Carlos Morales, Audrey at the BUFU Home, 2014. Courtesy of Dina Mitrani Gallery and Carlos Morales

Carlos Morales, Audrey at the BUFU Home, 2014. Courtesy of Dina Mitrani Gallery and Carlos Morales

ArtMedia Gallery’s exhibition has become the third significant and recent showing of work by Sanchez, who previously displayed at a solo show at 6th Street Container Alternative Gallery and at the Frost Museum’s BFA show curated by David Castillo. However, The Opa-Locka Effect makes use of experienced curator Jose Navarrete’s expertise to maximize space and still comply with Sanchez’s vision of a minimalist grid. In the result was the minimalist movement’s predilection for repetition and seriality to show both the similarities and differences between the facades of the buildings photographed. These warehouse portraits, rather than focusing on the decaying conditions of the buildings, work with the structures’ personality while also describing Florida weather and environment. Simultaneously, their minimalist qualities bring the viewer’s attention to the two-dimensional abstraction achieved by the artist, who believes it is now time for his work to travel outside the city as a declaration of the pleasing aesthetics that can and have been documented in the area.

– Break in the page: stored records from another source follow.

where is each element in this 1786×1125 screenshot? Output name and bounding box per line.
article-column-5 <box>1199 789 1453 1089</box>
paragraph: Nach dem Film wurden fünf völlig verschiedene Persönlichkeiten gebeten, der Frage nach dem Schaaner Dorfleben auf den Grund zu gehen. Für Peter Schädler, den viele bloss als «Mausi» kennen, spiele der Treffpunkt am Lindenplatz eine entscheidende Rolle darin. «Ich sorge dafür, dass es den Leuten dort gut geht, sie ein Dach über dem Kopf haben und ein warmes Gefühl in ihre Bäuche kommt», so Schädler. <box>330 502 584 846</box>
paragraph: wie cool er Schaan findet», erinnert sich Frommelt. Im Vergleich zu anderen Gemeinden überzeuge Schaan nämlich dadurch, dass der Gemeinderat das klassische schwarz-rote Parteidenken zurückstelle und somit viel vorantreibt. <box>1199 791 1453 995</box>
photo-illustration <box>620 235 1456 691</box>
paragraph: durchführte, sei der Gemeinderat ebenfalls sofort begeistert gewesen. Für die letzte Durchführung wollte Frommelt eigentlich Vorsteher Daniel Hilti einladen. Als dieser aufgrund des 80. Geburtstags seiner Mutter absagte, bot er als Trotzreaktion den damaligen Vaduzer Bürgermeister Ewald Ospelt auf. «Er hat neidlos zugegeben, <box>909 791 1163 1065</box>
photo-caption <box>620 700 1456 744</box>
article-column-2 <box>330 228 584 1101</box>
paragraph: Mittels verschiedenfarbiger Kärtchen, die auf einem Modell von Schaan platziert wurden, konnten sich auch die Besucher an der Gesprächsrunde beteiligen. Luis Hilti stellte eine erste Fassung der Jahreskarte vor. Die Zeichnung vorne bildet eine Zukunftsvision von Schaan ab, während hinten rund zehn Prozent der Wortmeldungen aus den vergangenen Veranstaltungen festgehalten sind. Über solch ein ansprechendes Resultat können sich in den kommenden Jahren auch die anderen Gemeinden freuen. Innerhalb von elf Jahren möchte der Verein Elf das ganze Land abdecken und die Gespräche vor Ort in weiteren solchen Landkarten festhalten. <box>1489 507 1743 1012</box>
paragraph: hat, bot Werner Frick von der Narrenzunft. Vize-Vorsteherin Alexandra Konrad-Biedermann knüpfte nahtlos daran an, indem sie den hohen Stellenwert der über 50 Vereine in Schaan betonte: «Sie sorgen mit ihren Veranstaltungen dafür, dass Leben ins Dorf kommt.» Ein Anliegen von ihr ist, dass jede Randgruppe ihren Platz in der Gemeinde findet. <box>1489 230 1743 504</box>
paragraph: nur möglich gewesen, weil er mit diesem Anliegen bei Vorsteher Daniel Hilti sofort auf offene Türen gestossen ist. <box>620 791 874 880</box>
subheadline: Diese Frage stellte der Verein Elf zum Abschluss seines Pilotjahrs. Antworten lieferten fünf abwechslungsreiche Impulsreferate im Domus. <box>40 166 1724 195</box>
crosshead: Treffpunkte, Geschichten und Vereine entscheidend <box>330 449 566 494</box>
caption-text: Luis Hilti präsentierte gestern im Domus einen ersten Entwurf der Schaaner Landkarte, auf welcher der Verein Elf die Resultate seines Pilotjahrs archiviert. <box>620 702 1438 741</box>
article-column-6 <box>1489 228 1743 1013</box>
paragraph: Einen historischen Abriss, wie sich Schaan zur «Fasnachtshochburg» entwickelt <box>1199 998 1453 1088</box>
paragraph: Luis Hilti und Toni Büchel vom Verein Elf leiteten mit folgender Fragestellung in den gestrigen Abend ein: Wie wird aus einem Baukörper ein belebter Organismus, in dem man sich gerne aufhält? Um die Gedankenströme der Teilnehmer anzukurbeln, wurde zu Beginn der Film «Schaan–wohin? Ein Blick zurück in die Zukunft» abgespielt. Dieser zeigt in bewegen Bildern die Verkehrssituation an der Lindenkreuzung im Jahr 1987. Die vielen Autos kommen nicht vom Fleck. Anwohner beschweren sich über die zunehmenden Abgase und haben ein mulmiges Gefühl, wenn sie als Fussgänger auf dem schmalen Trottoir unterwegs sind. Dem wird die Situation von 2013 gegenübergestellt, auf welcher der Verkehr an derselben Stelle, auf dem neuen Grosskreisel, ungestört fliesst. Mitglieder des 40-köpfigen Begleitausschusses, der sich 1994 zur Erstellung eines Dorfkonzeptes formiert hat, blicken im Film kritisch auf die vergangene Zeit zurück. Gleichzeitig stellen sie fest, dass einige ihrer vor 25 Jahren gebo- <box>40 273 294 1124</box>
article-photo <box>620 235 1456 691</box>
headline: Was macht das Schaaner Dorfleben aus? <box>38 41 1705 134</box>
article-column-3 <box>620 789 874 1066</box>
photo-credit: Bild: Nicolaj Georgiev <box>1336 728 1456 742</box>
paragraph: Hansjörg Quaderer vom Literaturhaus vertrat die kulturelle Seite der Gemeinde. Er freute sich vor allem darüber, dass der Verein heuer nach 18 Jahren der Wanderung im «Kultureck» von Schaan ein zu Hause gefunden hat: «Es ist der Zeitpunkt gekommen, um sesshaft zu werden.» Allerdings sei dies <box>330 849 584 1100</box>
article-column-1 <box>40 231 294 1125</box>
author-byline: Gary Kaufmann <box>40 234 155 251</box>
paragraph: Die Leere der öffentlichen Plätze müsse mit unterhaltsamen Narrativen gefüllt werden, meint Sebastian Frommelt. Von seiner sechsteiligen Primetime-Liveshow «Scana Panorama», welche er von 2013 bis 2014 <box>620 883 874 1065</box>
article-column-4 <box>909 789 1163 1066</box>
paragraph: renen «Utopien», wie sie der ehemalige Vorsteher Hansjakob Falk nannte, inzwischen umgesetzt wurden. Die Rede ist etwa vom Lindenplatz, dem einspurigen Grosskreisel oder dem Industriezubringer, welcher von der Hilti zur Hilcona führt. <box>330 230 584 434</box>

With two different approaches, and whether these exhibitions will succeeded financially or not, it is worth recognizing that these galleries chose to take the risk of losing potentially bigger sales to give their space to local emerging artists who could previously only have hoped to see their work on these walls someday in the future. No matter what inspired these galleries’ owners, and regardless of the Ai Weiwei incident, it is still a significant step toward growing attention and commitment to Miami’s artist community. Perhaps this will inspire others to explore some of the city’s local talent even during the off-season.